O ministro da Agricultura, Luís Capoulas Santos, disse esta quarta-feira que está ao lado dos suinicultores, que têm passado por “momentos muito difíceis”, mas salientou que têm de cumprir a legislação ambiental como todos os outros produtores.

À chegada ao Mercado de Sant’Ana, em Leiria, onde se realiza a Gala Porco d’Ouro, Capoulas Santos foi abordado pelo deputado do Bloco de Esquerda, Heitor de Sousa, que se encontrava com cerca de 20 pessoas a protestar contra os impactos ambientais das suiniculturas.

“A minha presença aqui foi a convite dos suinicultores, que têm atravessado momentos muito difíceis, com quebra de rendimento continuado durante vários meses. Felizmente parece estar a ser ultrapassada. Houve uma recuperação, depois de um conjunto de medidas e com uma nova situação de mercado. Há dois meses que os preços vêm a crescer sustentadamente – cresceram cerca de 60% -“, salientou o ministro.

Capoulas Santos considera que esta recuperação dá “algum alívio”, apesar da “acumulação de prejuízos da qual os produtores ainda não se libertaram”.

“A minha presença aqui visa também dar-lhes uma palavra de estímulo, mas como quaisquer outros produtores têm de respeitar as regras ambientais que estão plasmadas na legislação nacional e comunitária. Se queremos empresas que deem rendimento e que sejam sustentáveis, queremos por outro lado que elas não se façam à custa ambiental desnecessária e incomportável”, frisou o governante.

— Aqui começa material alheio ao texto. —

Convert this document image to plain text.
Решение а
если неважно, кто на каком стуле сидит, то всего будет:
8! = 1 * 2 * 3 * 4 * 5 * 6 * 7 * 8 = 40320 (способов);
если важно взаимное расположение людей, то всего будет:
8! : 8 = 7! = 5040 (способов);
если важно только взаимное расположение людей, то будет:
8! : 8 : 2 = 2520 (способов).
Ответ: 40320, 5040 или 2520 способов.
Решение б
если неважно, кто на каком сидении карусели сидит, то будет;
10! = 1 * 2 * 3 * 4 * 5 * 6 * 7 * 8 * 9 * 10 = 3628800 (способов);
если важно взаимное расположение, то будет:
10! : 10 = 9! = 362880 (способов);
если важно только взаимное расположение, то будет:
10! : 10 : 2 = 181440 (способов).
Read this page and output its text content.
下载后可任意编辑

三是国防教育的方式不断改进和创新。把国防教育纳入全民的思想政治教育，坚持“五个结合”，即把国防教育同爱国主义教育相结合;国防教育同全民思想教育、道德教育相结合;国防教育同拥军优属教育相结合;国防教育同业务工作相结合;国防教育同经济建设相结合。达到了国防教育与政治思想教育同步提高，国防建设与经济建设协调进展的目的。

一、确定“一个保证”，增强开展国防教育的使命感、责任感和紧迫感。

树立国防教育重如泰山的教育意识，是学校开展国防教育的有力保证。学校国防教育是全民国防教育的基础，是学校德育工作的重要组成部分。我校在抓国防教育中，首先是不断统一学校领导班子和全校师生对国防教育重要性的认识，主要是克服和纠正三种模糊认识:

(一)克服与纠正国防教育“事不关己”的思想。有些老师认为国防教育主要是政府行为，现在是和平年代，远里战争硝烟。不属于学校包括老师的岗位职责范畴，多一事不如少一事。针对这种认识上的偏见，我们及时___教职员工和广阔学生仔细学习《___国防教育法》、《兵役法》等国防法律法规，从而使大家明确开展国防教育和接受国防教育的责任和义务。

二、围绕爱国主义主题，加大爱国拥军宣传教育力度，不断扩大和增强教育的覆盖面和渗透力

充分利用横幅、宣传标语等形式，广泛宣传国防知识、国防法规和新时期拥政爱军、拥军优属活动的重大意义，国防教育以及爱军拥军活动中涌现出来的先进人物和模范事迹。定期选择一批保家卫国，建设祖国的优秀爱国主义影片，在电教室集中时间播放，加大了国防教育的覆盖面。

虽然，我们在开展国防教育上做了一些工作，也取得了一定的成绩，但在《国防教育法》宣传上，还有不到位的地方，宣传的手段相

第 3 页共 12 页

Heitor de Sousa entregou um manifesto ao ministro, onde evidencia o “descontentamento pelo desrespeito e dano ambiental causado pela atividade suinícola, que diariamente contamina as águas do rio Lis”.

“Trata-se de um problema de saúde pública. As análises que foram feitas ao rio Lis sobre a qualidade da água revelam um agravamento da qualidade das águas motivadas por resíduos”, denunciou.

Capoulas Santos adiantou que o Governo defende uma “agricultura sustentável, amiga do ambiente”.

“Sei que no passado o Estado já investiu valores avultados, que se revelaram um fracasso. Neste momento é uma matéria que está fora do Ministério da Agricultura. É gestão própria do Ministério do Ambiente, que naturalmente estará preocupado. É necessário encontrar rapidamente soluções que permitam minimizar e resolver este problema, que infelizmente é recorrente e incompatível com uma agricultura moderna e sustentável”, sublinhou Capoulas Santos.

O ministro acrescentou que “hoje há soluções tecnológicas e existe uma legislação ambiental que é rigorosa e que tem de ser respeitada por todos”.

As descargas para o rio Lis são uma situação que se arrasta há várias governações e a ETES prevista ainda não foi construída. “Infelizmente constatamos que assim é. Há que acabar com esse ciclo de uma vez por todas. Estamos a iniciar uma fase de execução de um programa do novo quadro comunitário de apoio, onde a questão ambiental tem uma grande relevância e onde espero que se encontrem soluções para este problema, que sei que martiriza estas populações há muito tempo”, referiu ainda.